Who is Clementine Jones?
- Gillian Fletcher
- Sep 13, 2024
- 2 min read
Updated: Mar 15
The Conglomerate Government of Souvern Novarica, Incorporated knows its citizens by their genetic signature. No ambiguity, no approximation. Your DNA is your identity, your record, your proof of existence within the system.
By that measure, Clementine Jones does not exist.

She was raised on a farm in rural isolation by the people she knew as her grandparents, Jebediah and Marya Jones. When her parents died, Marya took her in and kept her close, kept her home, kept her away from Conglomerate registration. In the rural territories, it is common enough for children to be registered at school rather than birth. Marya, who never trusted the Conglomerate, made sure school never came into it.

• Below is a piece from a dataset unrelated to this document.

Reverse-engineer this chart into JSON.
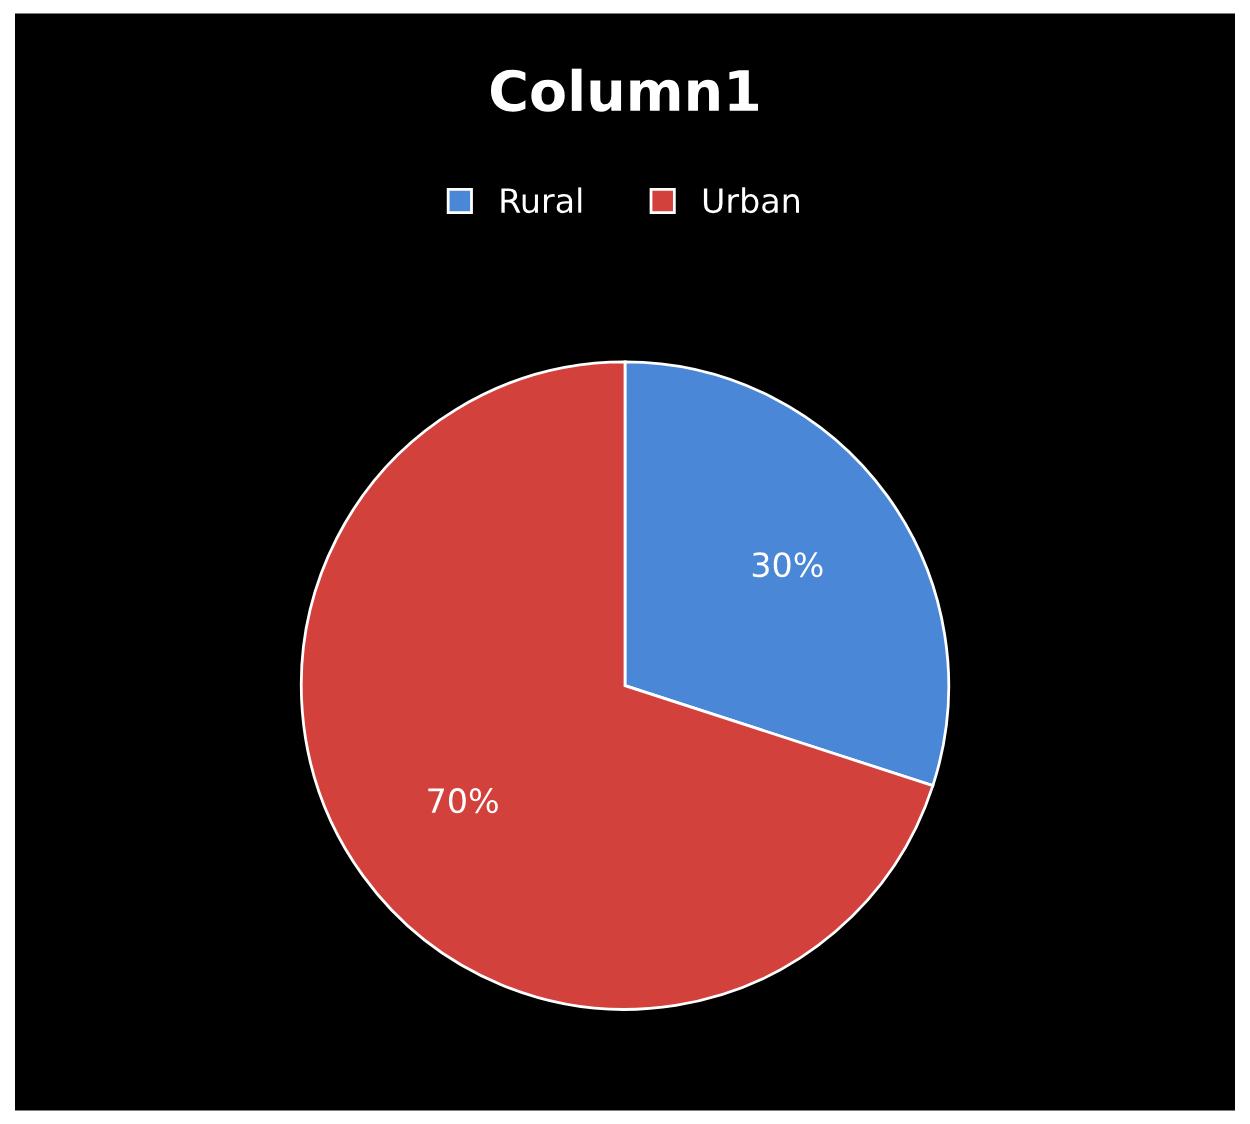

So Clementine grew up off the grid. Which, inside a surveillance state built on systemic control, is its own kind of rebellion.
When she finally steps into Conglomerate territory, she gives them a different name entirely. River Mason. A name that belongs to no one, built from nothing, offered to a system that believes a genetic signature tells the whole story of a person.
It doesn't.
Because Clementine eventually learns that she is not actually Jeb and Marya's granddaughter. The family she believed in, the origin she carried, the name she was given before she invented another one: all of it more complicated than she was ever told. The Conglomerate's database cannot resolve who she is. Neither can she.
Three names. One person. No clean answer.
That tension, between the identity a system assigns you, the one you inherit, and the one you choose for yourself, is at the heart of The Algorithm of Life. Clementine's story is a dystopian speculative fiction about resistance and individual freedom, but it is also something quieter and more personal. It is about what you do when every version of yourself turns out to be incomplete.
Which one is she, really?
That depends on which page you're on.